Po drugie, wyraz"siusiak". Ale gdybym napisał "cipka" to byłoby już ok, co? To już przestaje być infantylne? To już nie jest podstawówka? Mam pełne prawo nazywać intymne części ciała tak jak mi się żywnie podoba, zdrobniale, książkowo albo medycznie i daruj sobie podobne uwagi bo są idiotyczne. Używaj sobie nudnego jak flaki słowa "penis" a ja będę używał słowa "siusiak", które jest fajne i w którym jest charakter i na szczęście nie dla wszystkich kojarzy się z przedszkolem czy podstawówką.

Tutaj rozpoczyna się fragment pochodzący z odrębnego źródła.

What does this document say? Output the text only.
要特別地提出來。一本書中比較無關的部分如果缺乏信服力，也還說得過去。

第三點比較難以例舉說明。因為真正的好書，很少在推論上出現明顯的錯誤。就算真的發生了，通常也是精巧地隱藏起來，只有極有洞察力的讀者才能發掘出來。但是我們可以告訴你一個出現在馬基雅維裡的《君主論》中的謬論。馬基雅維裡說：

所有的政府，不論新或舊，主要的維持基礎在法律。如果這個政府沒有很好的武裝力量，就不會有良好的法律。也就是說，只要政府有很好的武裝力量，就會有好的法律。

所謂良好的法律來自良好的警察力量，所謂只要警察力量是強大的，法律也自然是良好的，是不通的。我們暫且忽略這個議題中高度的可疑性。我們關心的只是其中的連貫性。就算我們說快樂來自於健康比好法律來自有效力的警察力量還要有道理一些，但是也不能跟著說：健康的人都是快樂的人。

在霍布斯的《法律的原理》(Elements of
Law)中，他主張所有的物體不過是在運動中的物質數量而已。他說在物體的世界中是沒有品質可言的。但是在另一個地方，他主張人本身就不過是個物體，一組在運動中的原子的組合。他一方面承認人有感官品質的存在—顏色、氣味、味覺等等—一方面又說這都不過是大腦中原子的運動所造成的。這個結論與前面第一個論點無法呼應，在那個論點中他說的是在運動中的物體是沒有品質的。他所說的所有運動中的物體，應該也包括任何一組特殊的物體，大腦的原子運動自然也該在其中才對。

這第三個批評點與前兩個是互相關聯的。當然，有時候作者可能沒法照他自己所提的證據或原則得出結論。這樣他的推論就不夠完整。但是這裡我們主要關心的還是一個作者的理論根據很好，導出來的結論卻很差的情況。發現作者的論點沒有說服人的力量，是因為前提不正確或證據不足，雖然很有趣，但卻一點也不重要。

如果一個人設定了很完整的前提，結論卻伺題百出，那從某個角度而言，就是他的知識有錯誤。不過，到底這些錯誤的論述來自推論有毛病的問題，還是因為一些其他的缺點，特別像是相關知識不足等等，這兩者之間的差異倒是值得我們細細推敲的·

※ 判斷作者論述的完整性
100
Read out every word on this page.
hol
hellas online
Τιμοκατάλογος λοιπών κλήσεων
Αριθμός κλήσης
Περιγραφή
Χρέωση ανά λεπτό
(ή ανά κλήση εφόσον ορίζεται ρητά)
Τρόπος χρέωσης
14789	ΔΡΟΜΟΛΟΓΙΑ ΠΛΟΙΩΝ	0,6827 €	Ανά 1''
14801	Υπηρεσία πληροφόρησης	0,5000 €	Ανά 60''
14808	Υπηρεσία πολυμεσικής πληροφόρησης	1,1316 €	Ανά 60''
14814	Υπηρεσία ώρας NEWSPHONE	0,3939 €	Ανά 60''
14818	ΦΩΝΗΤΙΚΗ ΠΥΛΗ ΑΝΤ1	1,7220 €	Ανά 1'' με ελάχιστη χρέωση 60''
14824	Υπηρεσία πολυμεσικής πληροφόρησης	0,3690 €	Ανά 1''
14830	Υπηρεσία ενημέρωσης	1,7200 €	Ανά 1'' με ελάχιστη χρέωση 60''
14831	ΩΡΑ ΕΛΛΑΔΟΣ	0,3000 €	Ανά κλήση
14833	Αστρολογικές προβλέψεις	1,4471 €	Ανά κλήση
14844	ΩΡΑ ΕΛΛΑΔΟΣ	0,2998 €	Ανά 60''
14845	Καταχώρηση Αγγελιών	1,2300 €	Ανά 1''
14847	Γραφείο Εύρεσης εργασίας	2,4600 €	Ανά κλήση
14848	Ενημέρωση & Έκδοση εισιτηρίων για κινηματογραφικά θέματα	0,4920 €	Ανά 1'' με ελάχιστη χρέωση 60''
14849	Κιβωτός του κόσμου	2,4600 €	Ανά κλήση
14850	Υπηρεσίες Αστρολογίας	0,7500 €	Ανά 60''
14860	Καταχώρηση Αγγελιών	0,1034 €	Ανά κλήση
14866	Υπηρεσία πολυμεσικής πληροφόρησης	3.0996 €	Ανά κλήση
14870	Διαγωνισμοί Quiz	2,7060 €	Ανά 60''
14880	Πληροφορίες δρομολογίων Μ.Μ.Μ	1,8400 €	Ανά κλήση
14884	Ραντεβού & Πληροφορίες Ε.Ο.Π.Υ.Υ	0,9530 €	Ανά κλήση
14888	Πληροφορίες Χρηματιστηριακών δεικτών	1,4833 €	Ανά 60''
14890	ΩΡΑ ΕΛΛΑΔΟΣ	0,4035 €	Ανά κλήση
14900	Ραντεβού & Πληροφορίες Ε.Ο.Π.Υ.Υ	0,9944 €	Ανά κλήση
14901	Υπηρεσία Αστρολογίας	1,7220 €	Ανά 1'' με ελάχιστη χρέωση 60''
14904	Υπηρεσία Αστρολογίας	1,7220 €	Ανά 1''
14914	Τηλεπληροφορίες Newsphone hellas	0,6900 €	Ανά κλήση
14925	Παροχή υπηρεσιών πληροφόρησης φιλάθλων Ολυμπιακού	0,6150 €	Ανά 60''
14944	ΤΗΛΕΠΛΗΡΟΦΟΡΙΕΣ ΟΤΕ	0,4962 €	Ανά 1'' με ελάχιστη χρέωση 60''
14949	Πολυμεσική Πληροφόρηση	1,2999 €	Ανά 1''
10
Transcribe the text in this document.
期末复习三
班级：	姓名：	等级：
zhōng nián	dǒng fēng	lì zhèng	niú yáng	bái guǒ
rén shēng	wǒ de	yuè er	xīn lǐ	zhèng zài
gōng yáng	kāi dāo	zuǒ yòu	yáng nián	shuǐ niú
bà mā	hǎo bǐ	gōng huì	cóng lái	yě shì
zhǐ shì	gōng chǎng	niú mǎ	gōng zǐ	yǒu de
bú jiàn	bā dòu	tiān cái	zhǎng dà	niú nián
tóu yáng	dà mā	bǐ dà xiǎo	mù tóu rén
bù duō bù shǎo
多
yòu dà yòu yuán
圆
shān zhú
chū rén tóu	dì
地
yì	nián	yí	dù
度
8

Co zaś do twoich uwag względem braku opisów uczuć, to pragnę jedynie nadmienić, że to nie jest opowieść o miłości ani nawet o zauroczeniu. Treścią tego opowiadania jest czysty seks, czyste pożądanie wypływające z danych okoliczności. Tak więc chyba do końca nie zrozumiałaś zaprezentowanej treści.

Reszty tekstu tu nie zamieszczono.